Chris Amico

Journalist & programmer

Five years of Go

I’d never written a line of Go when I started at Gannett in 2018. I’d barely even looked at the language, and when I did it looked both verbose and intimidating. But my team’s primary codebase was written in Go, and it was (at the time) the recommended approach to building web services in the company. After half a decade of regularly working in Go, there’s a lot I’ve come to like about it, and a few things I still struggle with.

Before learning Go, I’d worked in Python, JavaScript and PHP, so much of my experience with Go is shaped by how it’s different from those languages.

Despite my initial hesitation, Go was relatively easy to learn. It’s a small language with great documentation. I went through A tour of Go in a day (partially on my phone), and Effective Go gave me a broad conceptual understanding of the language.

Types are OK, actually

I’d never used a strongly typed, compiled language before Go. The first langauge I learned was Python, and I was used to writing functions that might handle any kind of data I passed in, and might return a different type depending on the situation. I’m not saying that’s a good idea, but Python allows it.

# totally valid, not very good python
def take_anything(*args, **kwargs):
    # a list
    if kwargs.get('format') == 'list':
        return list(args)

    # a string
    if kwargs.get('format') == 'string':
        return ''.join(args)

    # a tuple
    return args

Go won’t compile anything like that, at least not without writing code that makes it very clear we’re dealing with a container of unknown length, holding an unknown type. And if we want to use that type, we’re going to have to deal with those unknowns.

Over time, I’ve come to appreciate that checking types at build time removes a whole class of bugs I’d otherwise find much later, when a user somehow passed in something I hadn’t anticipated. Now I add type hints to Python and JavaScript out of habit.

Keep your tools together

One of Go’s selling points is that it compiles quickly. We had a large, multipackage codebase with lots of dependencies, and yet it compiled in a second or two. Go’s compiler is fast enough that it’s normal to use go run main.go in development – letting Go build a binary and then run it – rather than compiling first and running separately.

Alongside the compiler, Go includes a code formatter (go fmt), test suite (go test) and package manager (go mod) in its default toolset. I wrote a very long post about how I install Python. My version of that for Go is one line:

brew install go

I’ve come to love tools like Black and Prettier because it removes the mental overhead of formatting – and deciding how to format – my code. I write fast and the formatting cleans it up. But Black and Prettier are third-party tools that need to be installed, and a team has to agree to use them. Go has go fmt by default.

Easier, if not easy, async

Python was (arguably) late to async. Node.js had it from the beginning, but promises significantly improved the experience. Go has channels and goroutines built into the language in a way I immediately liked. I didn’t use it often, but when I needed to parallelize a process, it was easier to reason about than a lot of other tools I’ve used. Sharing by communicating is a pattern I understand.

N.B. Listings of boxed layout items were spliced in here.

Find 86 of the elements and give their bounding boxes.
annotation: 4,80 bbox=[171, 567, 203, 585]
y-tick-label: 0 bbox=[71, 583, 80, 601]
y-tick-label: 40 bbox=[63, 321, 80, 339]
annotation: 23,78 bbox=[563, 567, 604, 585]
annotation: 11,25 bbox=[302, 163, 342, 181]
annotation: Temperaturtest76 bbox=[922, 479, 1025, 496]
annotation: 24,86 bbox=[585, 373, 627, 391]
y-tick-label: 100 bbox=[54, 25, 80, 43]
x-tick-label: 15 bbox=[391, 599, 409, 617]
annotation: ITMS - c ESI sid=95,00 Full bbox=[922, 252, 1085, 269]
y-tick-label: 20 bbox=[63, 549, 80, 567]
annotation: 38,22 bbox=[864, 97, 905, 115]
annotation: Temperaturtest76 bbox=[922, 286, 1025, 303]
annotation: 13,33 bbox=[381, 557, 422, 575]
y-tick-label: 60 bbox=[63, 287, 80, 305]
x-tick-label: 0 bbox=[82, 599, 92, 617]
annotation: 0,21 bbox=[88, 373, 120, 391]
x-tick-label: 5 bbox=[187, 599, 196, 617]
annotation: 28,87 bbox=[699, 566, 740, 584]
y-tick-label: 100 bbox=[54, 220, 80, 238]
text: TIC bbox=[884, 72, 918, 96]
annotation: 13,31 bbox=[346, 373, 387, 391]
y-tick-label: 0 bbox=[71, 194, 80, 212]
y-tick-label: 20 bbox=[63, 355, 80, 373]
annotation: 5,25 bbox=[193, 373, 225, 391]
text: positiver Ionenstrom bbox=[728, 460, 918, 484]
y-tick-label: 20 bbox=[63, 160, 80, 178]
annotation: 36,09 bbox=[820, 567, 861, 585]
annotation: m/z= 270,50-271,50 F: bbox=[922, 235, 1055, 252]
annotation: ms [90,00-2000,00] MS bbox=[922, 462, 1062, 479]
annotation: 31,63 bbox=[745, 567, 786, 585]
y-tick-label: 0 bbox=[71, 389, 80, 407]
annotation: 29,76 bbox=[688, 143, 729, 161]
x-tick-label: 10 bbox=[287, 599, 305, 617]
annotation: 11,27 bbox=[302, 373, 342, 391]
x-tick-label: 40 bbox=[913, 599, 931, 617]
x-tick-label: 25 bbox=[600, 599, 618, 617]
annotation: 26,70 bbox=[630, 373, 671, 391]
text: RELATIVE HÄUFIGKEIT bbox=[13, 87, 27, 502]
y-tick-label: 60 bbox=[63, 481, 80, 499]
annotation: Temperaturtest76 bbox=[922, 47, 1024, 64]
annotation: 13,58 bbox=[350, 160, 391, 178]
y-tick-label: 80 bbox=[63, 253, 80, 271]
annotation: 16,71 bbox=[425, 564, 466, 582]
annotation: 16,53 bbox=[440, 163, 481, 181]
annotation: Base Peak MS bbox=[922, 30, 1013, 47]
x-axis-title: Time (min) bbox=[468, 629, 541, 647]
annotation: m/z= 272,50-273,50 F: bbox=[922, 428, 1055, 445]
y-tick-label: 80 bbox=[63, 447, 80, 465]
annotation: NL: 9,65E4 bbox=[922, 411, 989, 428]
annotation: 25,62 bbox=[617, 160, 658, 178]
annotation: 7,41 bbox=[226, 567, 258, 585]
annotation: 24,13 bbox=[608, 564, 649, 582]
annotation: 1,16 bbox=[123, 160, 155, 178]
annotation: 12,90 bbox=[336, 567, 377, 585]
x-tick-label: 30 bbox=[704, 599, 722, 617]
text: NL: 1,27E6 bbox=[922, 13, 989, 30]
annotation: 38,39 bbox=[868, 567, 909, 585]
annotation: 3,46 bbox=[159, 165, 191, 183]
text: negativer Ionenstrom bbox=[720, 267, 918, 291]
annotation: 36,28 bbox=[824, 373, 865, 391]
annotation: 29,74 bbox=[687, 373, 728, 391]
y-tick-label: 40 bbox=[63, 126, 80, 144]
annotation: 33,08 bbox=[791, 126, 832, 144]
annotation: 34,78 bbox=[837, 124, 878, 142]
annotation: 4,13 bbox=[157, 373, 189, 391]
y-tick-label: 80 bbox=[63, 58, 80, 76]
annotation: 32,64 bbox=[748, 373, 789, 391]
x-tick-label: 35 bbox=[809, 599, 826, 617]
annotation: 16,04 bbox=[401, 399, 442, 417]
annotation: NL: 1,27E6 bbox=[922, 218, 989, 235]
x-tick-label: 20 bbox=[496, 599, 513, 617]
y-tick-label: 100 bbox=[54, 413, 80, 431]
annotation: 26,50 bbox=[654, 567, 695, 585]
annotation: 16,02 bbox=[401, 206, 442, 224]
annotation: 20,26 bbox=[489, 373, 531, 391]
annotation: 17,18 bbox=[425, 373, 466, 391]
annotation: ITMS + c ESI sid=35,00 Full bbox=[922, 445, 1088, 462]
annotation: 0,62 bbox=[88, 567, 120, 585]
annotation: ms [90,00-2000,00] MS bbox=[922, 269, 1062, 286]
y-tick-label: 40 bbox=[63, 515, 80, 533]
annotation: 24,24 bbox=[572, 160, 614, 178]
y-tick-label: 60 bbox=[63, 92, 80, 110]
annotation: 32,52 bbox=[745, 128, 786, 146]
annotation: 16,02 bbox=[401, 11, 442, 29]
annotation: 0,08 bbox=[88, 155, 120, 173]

Go is better now than five years ago

Using go mod is great, but it’s also relatively new. When I started writing Go, we used dep and other tools to manage dependencies. Every package lived on a system-level $GOPATH, alongside our code. Modules and tools to manage different versions of dependencies didn’t arrive until Go 1.11.

Generics are another big addition to Go, and it’s a new enough part of the language that I’ve never actually used it. I probably could’ve refactored a lot of my codebase to use generics, but I never made the time. When I was first learning Go, I kept looking for something like Python’s itertools in the standard library. I think generics will fill that hole.

Another small feature I love: embed. Let’s say I need a large SQL query that I’d rather write in its own file. I often write code like this in Python:

import pathlib

SQL = (pathlib.Path('.') / 'query.sql').read_text()

Or in Node.js:

import "fs" from "node:fs"
import "path" from "node:path"

const SQL = fs.readFileSync(path.resolve('./query.sql'))

In both cases, I’m reading a file, synchronously, at runtime. Yes, it’s only doing that once, but it’s still a thing the code has to do at runtime. Go can use the embed package to do it at build time.

import _ "embed"

//go:embed query.sql
var sql string

print(sql)

It’s a weird syntax

Even after five years with Go, I still find myself looking up basic things, like how to read files or use parts of the standard library. There are great resources, like Go by Example, but it’s still not an intuitive language.

Little things like capitalizing variables to export, or using curly braces where other languages use parentheses, or returning errors still force me to stop and remember how the language works. It’s just different enough from every other language I work in that I have to think about it every time.

All that said, I like it and expect to keep using, even if it’s not part of my regular job.